= The Sustainability Initiative Fund =

The Sustainability Initiative Fund is a pioneering project set up by students at the University of East Anglia aimed at providing interest free capital for projects that will make the university campus more sustainable.

The initiative was set up in reaction to the increasing awareness amongst students about the threat of climate change. The fundamental aim of the fund is to improve the quality of life for UEA students while ensuring the quality of life of future students isn't compromised.

The first source of money for the fund will be the students at UEA via a sustainability fee of £1 per year per student. This measure was supported by UEA students in a campus referendum with a 78% majority. This will raise enough money to implement various projects such as renewable energy or energy conservation projects.

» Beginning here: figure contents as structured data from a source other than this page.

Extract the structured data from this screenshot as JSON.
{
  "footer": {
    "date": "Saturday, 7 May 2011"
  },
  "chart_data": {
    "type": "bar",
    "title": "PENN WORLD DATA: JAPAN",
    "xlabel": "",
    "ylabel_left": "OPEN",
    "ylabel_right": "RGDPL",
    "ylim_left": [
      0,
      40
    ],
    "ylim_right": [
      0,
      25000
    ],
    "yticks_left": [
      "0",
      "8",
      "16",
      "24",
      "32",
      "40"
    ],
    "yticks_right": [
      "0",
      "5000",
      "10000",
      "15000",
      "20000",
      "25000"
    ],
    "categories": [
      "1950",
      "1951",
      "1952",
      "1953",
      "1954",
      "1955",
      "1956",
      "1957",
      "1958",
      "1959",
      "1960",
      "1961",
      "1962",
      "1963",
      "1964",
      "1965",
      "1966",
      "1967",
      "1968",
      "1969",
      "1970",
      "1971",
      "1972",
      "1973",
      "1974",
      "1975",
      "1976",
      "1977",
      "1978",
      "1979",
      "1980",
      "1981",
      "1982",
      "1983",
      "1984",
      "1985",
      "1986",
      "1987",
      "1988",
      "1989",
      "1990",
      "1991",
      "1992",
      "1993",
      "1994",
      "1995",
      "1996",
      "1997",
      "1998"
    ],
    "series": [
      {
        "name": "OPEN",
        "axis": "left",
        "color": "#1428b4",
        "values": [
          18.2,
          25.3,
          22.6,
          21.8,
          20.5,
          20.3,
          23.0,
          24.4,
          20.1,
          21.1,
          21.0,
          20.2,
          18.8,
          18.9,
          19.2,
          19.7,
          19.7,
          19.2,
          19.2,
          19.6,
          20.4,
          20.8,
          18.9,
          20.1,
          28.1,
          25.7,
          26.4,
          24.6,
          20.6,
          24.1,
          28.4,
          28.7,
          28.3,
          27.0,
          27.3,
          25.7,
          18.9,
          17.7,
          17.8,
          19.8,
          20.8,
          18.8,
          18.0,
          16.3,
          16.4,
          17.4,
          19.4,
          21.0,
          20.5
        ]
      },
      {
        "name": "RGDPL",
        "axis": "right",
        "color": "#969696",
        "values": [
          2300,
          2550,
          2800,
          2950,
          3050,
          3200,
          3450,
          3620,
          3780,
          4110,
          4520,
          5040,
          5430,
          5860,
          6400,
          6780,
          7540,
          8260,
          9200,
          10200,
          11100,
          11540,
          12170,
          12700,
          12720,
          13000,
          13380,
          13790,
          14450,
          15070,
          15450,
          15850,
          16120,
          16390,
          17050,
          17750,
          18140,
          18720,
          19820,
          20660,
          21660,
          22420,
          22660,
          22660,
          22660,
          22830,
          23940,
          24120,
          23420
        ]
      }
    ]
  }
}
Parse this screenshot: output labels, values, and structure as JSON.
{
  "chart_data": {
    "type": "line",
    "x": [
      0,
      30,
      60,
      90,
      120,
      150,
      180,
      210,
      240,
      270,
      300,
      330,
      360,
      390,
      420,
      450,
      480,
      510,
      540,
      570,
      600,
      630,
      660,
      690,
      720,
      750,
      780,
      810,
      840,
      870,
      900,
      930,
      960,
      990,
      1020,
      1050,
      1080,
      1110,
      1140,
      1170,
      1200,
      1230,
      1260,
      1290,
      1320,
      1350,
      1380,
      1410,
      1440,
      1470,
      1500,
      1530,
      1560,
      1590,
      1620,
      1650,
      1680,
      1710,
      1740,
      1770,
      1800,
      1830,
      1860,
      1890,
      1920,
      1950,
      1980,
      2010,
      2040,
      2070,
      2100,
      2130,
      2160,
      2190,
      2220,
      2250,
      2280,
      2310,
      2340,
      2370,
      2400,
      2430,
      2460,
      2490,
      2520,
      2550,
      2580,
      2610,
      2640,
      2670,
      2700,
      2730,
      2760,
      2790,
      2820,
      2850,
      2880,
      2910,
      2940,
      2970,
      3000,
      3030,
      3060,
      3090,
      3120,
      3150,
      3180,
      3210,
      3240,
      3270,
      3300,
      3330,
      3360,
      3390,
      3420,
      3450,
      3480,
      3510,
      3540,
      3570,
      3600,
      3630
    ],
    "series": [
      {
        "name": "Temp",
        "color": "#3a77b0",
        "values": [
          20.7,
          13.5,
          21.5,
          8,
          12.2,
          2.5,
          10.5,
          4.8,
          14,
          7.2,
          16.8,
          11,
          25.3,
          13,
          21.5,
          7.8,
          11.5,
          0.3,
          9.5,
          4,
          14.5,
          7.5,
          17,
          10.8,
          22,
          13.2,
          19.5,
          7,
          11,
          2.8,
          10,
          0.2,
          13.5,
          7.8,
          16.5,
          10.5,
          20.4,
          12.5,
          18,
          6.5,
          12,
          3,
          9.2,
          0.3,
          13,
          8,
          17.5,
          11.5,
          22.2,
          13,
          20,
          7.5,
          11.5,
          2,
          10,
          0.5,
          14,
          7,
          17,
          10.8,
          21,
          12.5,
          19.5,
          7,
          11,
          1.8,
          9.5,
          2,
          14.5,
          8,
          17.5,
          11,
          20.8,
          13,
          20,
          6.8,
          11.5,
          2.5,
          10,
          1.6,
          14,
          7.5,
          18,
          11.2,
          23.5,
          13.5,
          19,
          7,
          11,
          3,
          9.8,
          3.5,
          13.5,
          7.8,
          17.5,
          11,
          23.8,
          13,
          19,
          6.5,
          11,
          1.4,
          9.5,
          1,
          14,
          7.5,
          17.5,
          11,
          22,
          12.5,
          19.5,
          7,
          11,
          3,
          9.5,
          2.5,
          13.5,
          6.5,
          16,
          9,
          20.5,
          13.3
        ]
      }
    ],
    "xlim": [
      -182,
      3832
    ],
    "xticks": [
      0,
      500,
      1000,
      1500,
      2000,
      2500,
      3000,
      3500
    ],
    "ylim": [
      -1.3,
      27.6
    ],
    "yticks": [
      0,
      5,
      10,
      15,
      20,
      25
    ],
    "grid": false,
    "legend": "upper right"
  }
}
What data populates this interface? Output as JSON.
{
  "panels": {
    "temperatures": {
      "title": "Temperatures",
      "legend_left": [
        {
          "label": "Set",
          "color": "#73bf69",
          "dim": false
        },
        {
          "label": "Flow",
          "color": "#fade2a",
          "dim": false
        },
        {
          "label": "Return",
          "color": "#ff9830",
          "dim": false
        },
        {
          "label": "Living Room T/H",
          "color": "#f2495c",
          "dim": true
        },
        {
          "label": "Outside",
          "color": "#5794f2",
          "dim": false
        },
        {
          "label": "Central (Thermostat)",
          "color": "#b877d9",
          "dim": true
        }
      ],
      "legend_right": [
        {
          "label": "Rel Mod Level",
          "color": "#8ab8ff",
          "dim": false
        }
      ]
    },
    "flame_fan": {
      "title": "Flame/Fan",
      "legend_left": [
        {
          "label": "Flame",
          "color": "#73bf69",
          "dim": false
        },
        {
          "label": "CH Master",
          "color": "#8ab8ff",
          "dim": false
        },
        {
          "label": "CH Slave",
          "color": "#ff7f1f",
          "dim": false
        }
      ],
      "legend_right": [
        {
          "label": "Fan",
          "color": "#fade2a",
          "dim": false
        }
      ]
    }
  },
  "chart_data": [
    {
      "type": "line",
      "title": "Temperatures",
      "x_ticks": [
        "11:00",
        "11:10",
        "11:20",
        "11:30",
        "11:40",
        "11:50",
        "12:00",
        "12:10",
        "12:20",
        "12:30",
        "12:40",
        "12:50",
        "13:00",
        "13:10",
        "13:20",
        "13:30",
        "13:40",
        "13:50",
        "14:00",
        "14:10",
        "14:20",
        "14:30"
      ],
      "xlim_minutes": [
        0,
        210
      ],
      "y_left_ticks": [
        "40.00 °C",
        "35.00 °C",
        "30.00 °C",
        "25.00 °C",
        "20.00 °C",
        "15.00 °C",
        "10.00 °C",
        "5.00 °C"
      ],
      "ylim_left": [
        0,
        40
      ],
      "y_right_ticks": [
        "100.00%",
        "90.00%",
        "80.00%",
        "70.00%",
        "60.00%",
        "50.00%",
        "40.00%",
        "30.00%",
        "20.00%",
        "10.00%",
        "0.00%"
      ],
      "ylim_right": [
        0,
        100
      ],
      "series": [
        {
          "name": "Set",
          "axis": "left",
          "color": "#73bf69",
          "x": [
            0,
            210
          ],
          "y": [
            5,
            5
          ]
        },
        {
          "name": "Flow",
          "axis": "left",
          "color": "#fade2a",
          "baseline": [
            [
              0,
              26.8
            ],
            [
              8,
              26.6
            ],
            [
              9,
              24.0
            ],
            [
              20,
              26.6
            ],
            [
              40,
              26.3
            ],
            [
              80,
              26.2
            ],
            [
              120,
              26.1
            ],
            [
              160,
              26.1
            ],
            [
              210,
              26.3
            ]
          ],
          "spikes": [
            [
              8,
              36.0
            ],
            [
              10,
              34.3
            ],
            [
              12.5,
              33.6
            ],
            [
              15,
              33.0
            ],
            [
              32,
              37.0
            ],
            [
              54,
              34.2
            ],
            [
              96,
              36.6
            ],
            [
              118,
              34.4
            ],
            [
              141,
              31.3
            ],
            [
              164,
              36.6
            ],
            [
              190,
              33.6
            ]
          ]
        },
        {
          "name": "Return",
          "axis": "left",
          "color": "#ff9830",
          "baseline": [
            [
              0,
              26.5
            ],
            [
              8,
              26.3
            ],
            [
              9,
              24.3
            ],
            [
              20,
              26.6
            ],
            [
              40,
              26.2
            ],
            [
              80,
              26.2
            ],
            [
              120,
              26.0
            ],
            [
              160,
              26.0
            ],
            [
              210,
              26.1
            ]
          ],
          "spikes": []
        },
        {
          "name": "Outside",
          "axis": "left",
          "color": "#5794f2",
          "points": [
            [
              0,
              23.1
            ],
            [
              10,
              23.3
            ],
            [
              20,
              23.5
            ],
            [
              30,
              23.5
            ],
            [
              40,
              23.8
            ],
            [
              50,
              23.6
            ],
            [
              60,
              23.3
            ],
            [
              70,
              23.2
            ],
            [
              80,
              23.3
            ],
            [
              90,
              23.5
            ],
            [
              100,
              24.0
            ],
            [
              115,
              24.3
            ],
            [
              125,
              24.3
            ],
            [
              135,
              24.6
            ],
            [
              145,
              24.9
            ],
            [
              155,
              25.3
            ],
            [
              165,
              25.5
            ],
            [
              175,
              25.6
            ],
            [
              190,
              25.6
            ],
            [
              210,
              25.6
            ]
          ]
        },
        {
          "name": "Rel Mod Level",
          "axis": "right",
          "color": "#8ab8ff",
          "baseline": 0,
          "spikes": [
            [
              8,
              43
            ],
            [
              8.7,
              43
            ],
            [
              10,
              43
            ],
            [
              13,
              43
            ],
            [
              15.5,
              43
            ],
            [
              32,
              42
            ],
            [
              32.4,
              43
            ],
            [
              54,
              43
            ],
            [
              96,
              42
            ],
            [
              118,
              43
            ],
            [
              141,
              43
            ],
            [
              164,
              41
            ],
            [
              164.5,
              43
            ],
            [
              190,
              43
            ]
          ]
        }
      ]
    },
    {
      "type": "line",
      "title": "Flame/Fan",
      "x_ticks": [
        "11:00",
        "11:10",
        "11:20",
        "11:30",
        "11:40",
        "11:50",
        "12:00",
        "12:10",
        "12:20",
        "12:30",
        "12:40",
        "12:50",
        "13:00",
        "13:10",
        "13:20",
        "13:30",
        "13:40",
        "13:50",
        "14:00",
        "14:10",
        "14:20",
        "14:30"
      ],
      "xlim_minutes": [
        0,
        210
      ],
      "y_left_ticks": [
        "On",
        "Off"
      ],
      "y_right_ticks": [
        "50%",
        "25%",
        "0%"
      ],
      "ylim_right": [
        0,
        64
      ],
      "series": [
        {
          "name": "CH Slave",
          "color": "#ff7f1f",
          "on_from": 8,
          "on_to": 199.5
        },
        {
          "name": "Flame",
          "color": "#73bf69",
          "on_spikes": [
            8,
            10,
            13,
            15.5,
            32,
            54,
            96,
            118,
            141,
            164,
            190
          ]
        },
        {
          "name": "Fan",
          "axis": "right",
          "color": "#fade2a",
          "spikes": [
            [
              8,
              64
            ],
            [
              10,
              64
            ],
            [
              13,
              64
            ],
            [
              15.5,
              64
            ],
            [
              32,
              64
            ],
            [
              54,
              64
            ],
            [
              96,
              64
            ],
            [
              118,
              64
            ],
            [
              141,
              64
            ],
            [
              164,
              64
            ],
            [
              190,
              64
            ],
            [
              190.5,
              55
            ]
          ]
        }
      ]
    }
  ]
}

Once set up the fund will be controlled by a student majority, grant allocation committee. Student representatives will be chosen according to their knowledge, experience and aptitude concerning environmental projects.

The project has featured in a series of articles in the Concrete, the UEA student newspaper. It has also received coverage by Livewire, the student radio station and the Eastern Daily Press.

The project is being coordinated by a society at the University of East Anglia called 'The Campus Sustainability Initiative' which was formed in October 2006 by Peter Clutton-Brock, William Ashley Cantello and Nicola Birch.

The initial inspiration for TSIF came from a similar initiative at the University of California, Santa Barbara.